Wir freuen uns ein weiteres Highlight des heurigen Jazz Fest Wiens bekannt geben zu können. Mit seiner unvergleichlichen Mischung aus Jazz und Kabarett präsentiert Helge Schneider sein neues Programm „Wulle Wupp Kartoffelsupp…“ am 3. Juli 2009 in der Wiener Staatsoper.

Die ersten Highlights des Jazz Fest Wien 2009

ORQUESTA BUENA VISTA SOCIAL CLUB
feat. OMARA PORTUONDO

1. Juli 2009 um 19.30 Uhr
Wiener Staatsoper

HELGE SCHNEIDER
3. Juli 2009 um 19.30 Uhr
Wiener Staatsoper

MARIANNE FAITHFULL
4. Juli 2009 um 19.30 Uhr
Wiener Staatsoper

RANDY CRAWFORD/JOE SAMPLE
5. Juli 2009 um 19.30 Uhr
Wiener Staatsoper

SEUN KUTI
6. Juli 2009 um 19.30 Uhr
Arkadenhof Wiener Rathaus

Helge Schneider Presseinfo:
Absurde Komik, schräger Humor und eine ebensolche Frisur, noch dazu aus Deutschland, dem Land der Humorweltmeister, – reicht das aus, um als Act für das Jazz Fest Wien verpflichtet zu werden? Natürlich nicht!

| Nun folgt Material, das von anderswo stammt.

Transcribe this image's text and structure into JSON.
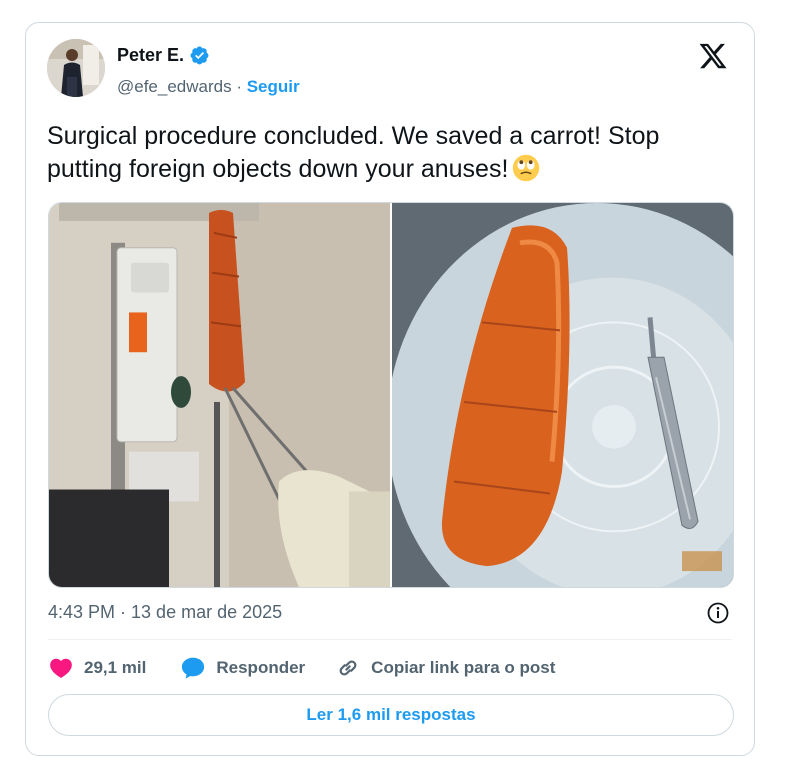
{
  "author": {
    "display_name": "Peter E.",
    "handle": "@efe_edwards",
    "separator": " · ",
    "follow_label": "Seguir"
  },
  "tweet": {
    "text": "Surgical procedure concluded. We saved a carrot! Stop putting foreign objects down your anuses!",
    "emoji": "face-with-rolling-eyes"
  },
  "timestamp": "4:43 PM · 13 de mar de 2025",
  "actions": {
    "likes": "29,1 mil",
    "reply_label": "Responder",
    "copy_link_label": "Copiar link para o post"
  },
  "read_replies_label": "Ler 1,6 mil respostas",
  "colors": {
    "accent": "#1d9bf0",
    "like": "#f91880",
    "text_primary": "#0f1419",
    "text_secondary": "#536471",
    "border": "#cfd9de"
  },
  "icons": {
    "verified": "verified-badge-icon",
    "logo": "x-logo-icon",
    "info": "info-icon",
    "like": "heart-icon",
    "reply": "speech-bubble-icon",
    "link": "link-icon"
  }
}
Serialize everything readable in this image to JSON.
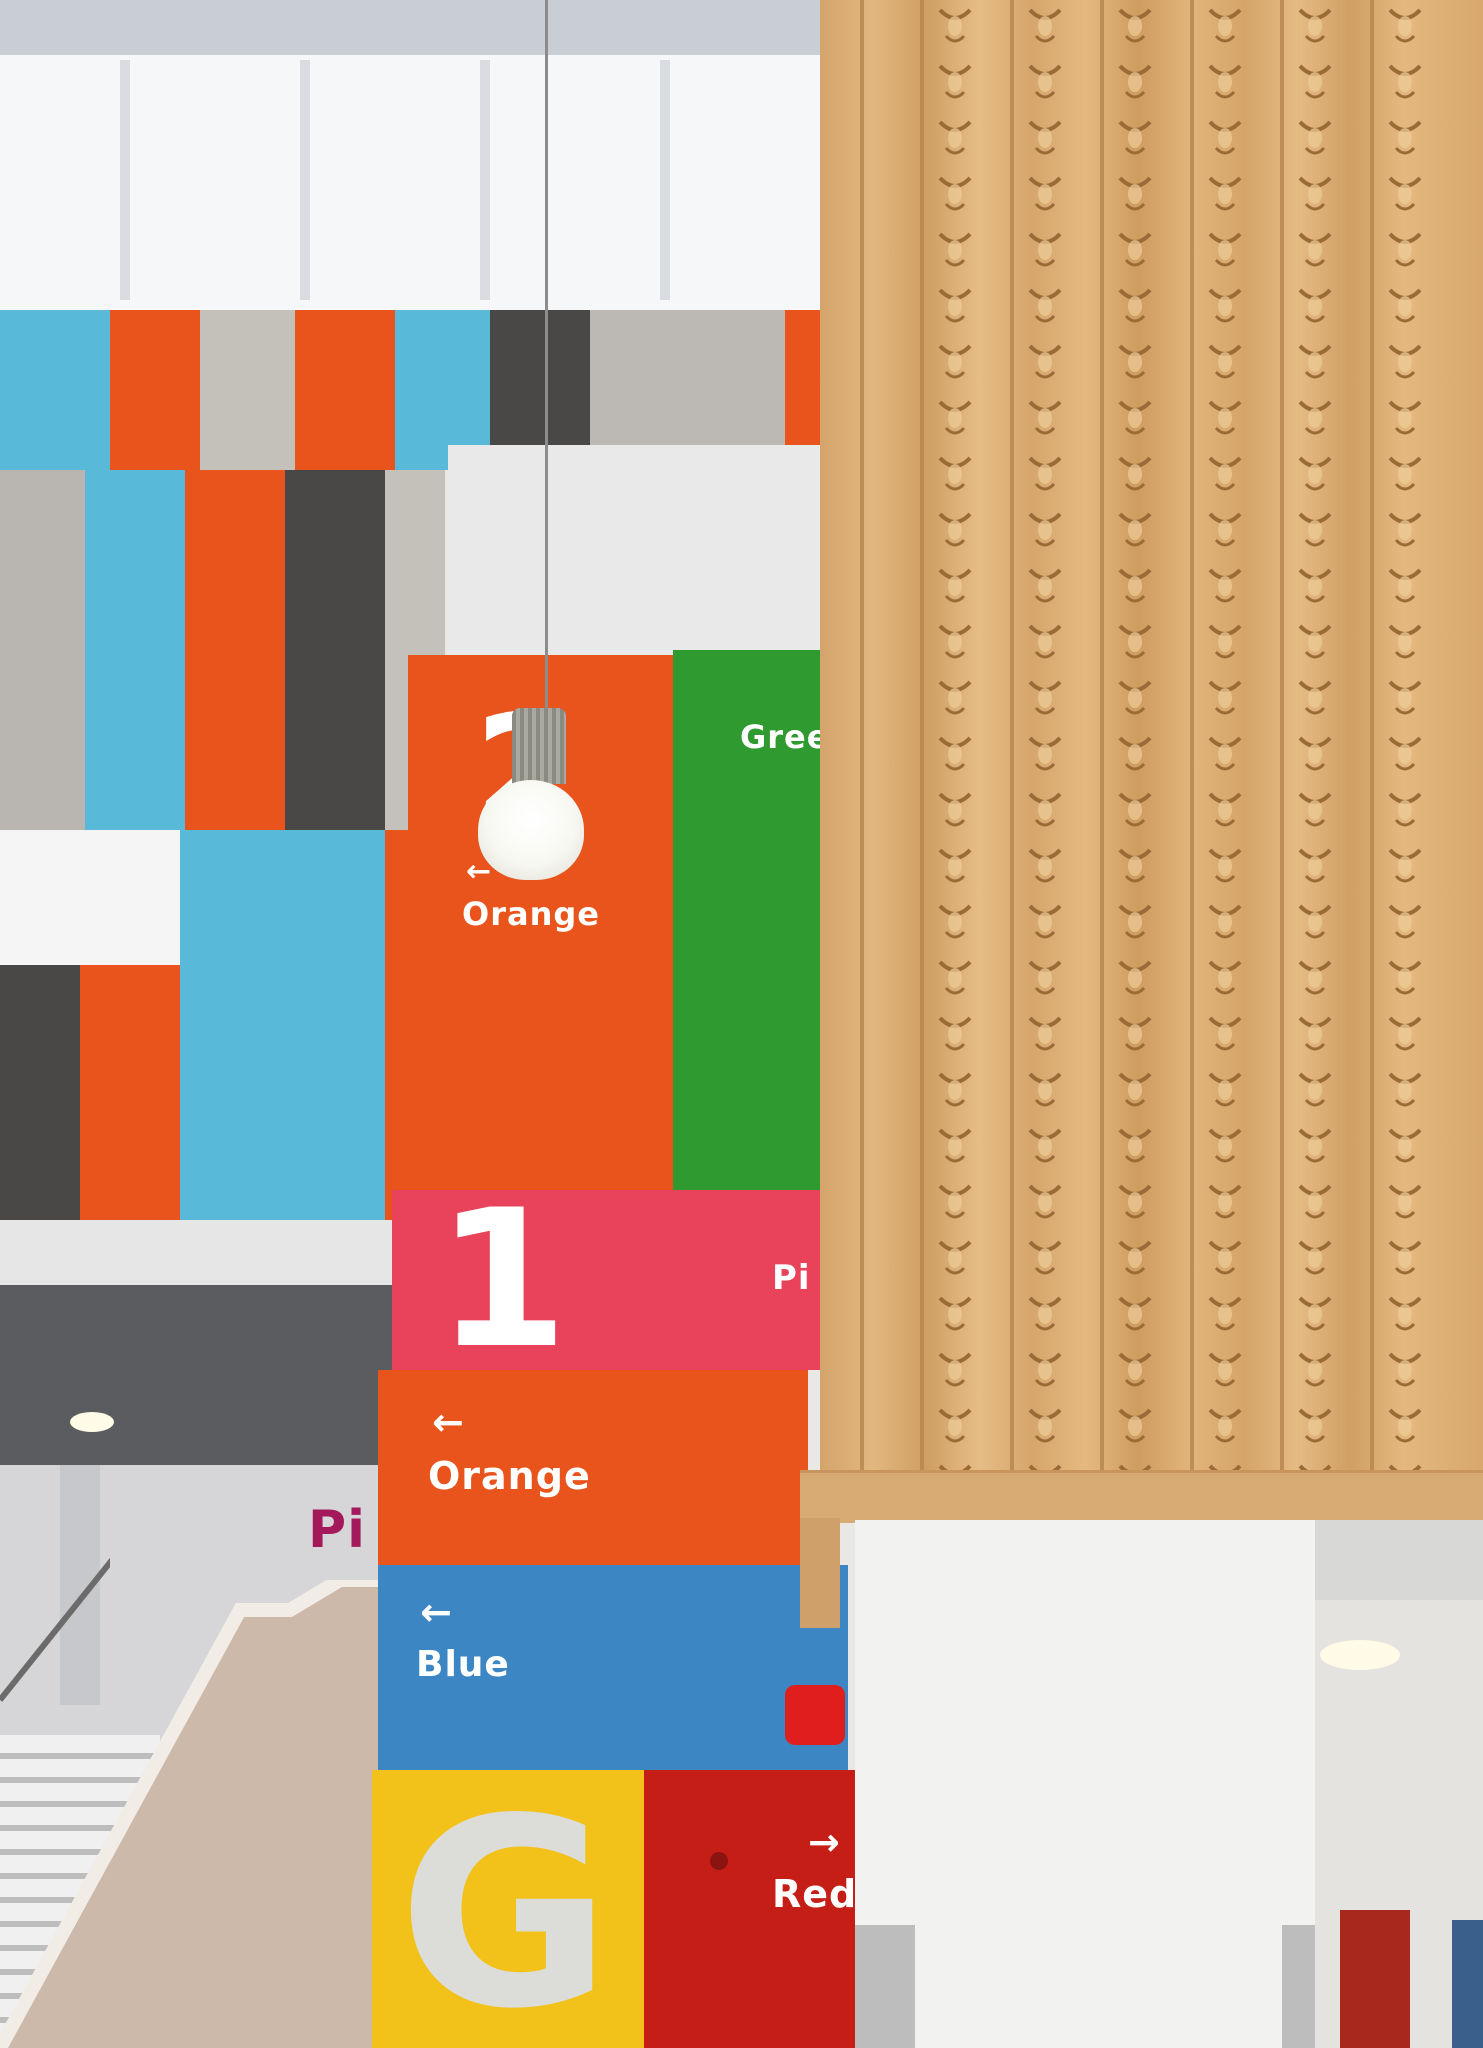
{
  "signage": {
    "floor2_label": "Orange",
    "floor2_green_label": "Gree",
    "floor1_number": "1",
    "floor1_pink_label": "Pi",
    "floor1_orange_label": "Orange",
    "floor1_blue_label": "Blue",
    "ground_letter": "G",
    "ground_red_label": "Red",
    "side_pink_label": "Pi",
    "arrow_left": "←",
    "arrow_right": "→"
  },
  "colors": {
    "orange": "#e8541c",
    "green": "#2f9a2f",
    "pink": "#e8435a",
    "blue": "#3d86c4",
    "yellow": "#f2c21b",
    "red": "#c41e17",
    "light_blue": "#58b9d8",
    "grey": "#b9b5b0",
    "dark_grey": "#4a4846",
    "wood": "#dcae75"
  }
}
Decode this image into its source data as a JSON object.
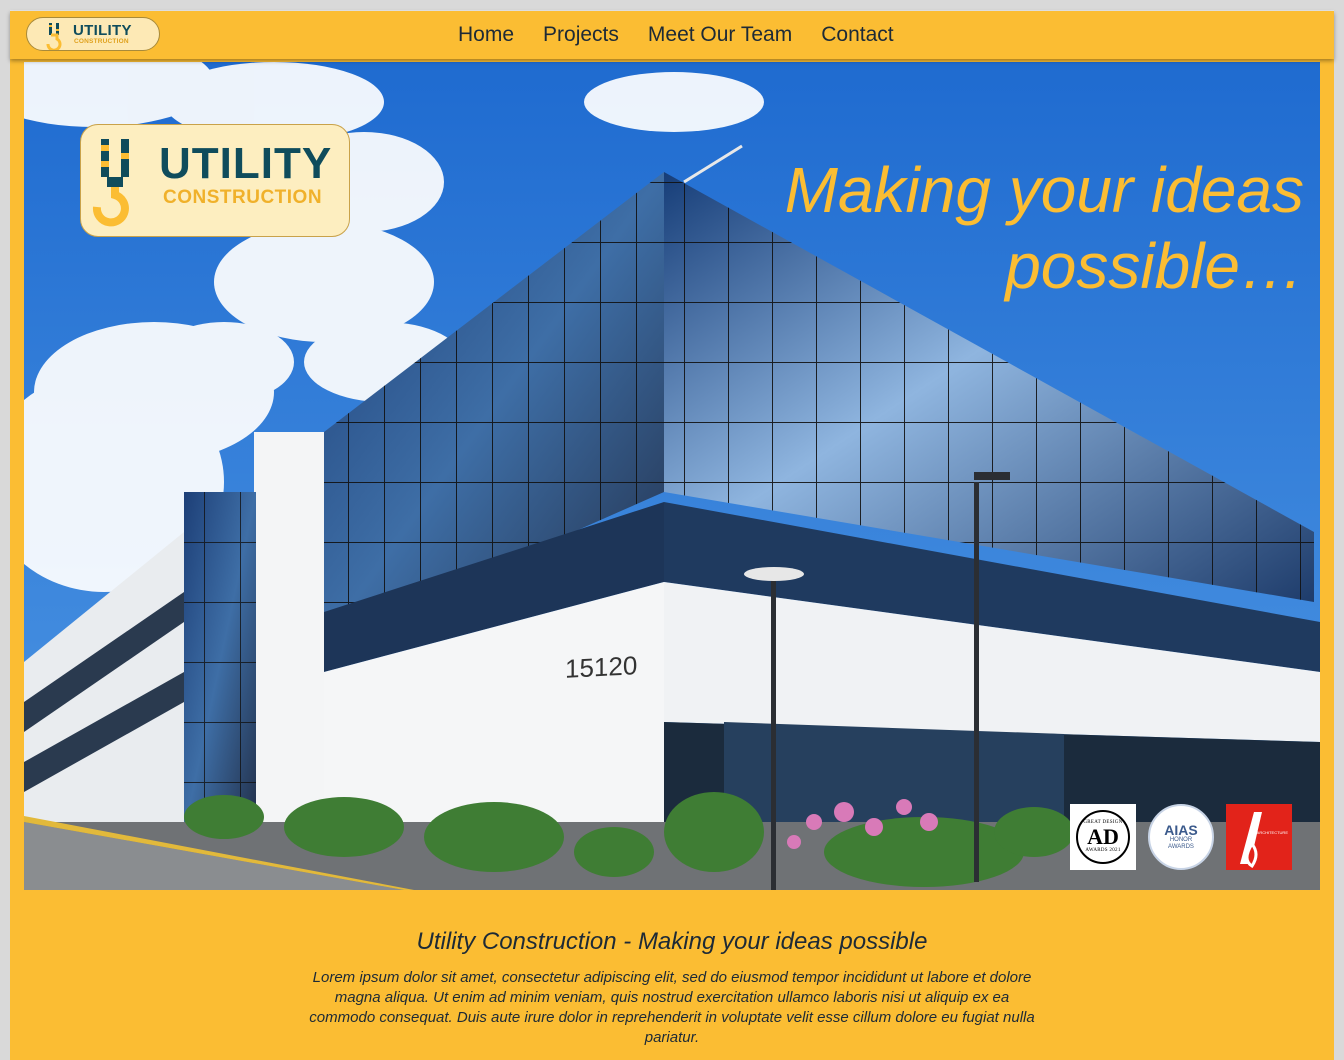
{
  "brand": {
    "name": "UTILITY",
    "sub": "CONSTRUCTION",
    "colors": {
      "primary": "#fbbd33",
      "dark": "#0f4c5c",
      "text": "#1d2a36"
    }
  },
  "nav": {
    "links": [
      "Home",
      "Projects",
      "Meet Our Team",
      "Contact"
    ]
  },
  "hero": {
    "tagline": "Making your ideas possible…",
    "building_number": "15120",
    "awards": {
      "ad": {
        "top": "GREAT DESIGN",
        "mark": "AD",
        "bottom": "AWARDS 2021"
      },
      "aias": {
        "mark": "AIAS",
        "line1": "HONOR",
        "line2": "AWARDS"
      },
      "arch": {
        "mark": "ARCHITECTURE"
      }
    }
  },
  "content": {
    "title": "Utility Construction - Making your ideas possible",
    "body": "Lorem ipsum dolor sit amet, consectetur adipiscing elit, sed do eiusmod tempor incididunt ut labore et dolore magna aliqua. Ut enim ad minim veniam, quis nostrud exercitation ullamco laboris nisi ut aliquip ex ea commodo consequat. Duis aute irure dolor in reprehenderit in voluptate velit esse cillum dolore eu fugiat nulla pariatur."
  }
}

Aber wer Helge Schneider nur „als singende Herrentorte“, wie er sich schon einmal bezeichnete, kennt, wer nur seine abenteuerlichen Perücken und Hüte oder seine wahnwitzigen Überraschungshits wie „Katzeklo“ – (und nicht „Katzenklo“!) – „Fitze Fitze Fatze“, „Käsebrot“ und „Helges Möhrchen Lied“ kennt, kenne, so meint die ernsthaft bemühte Feuilleton-Kritik hervorheben zu müssen, nur die eine Seite dieses Mannes.

Schneider, im Jahr 2008 vom deutschen Bundesverband Klavier zum „Klavierspieler des Jahres 2008“ ausgezeichnet, sei nämlich durchaus ernsthafter Fan von Jazz-Größen wie Thelonious Monk, Louis Armstrong oder Dave Brubeck und eben auch ein überraschungsfreudiger Multiinstrumentalist, der  zwar „autodidaktisch“, aber eben auch „authentisch“ auf vielerlei Instrumenten wie Cello, Gitarre, Vibraphon, Akkordeon und Klavier Jazz zu spielen imstande sei, insbesondere wenn er sich bei Tourneen noch von anerkannten Jazzern wie Jimmy Woode und Pete York begleiten ließ. Aber natürlich irrt die Kritik, wenn sie den Ruhrgebietler als Dr.Jekyll/Mr. Hyde-Figur gerecht zu werden versucht.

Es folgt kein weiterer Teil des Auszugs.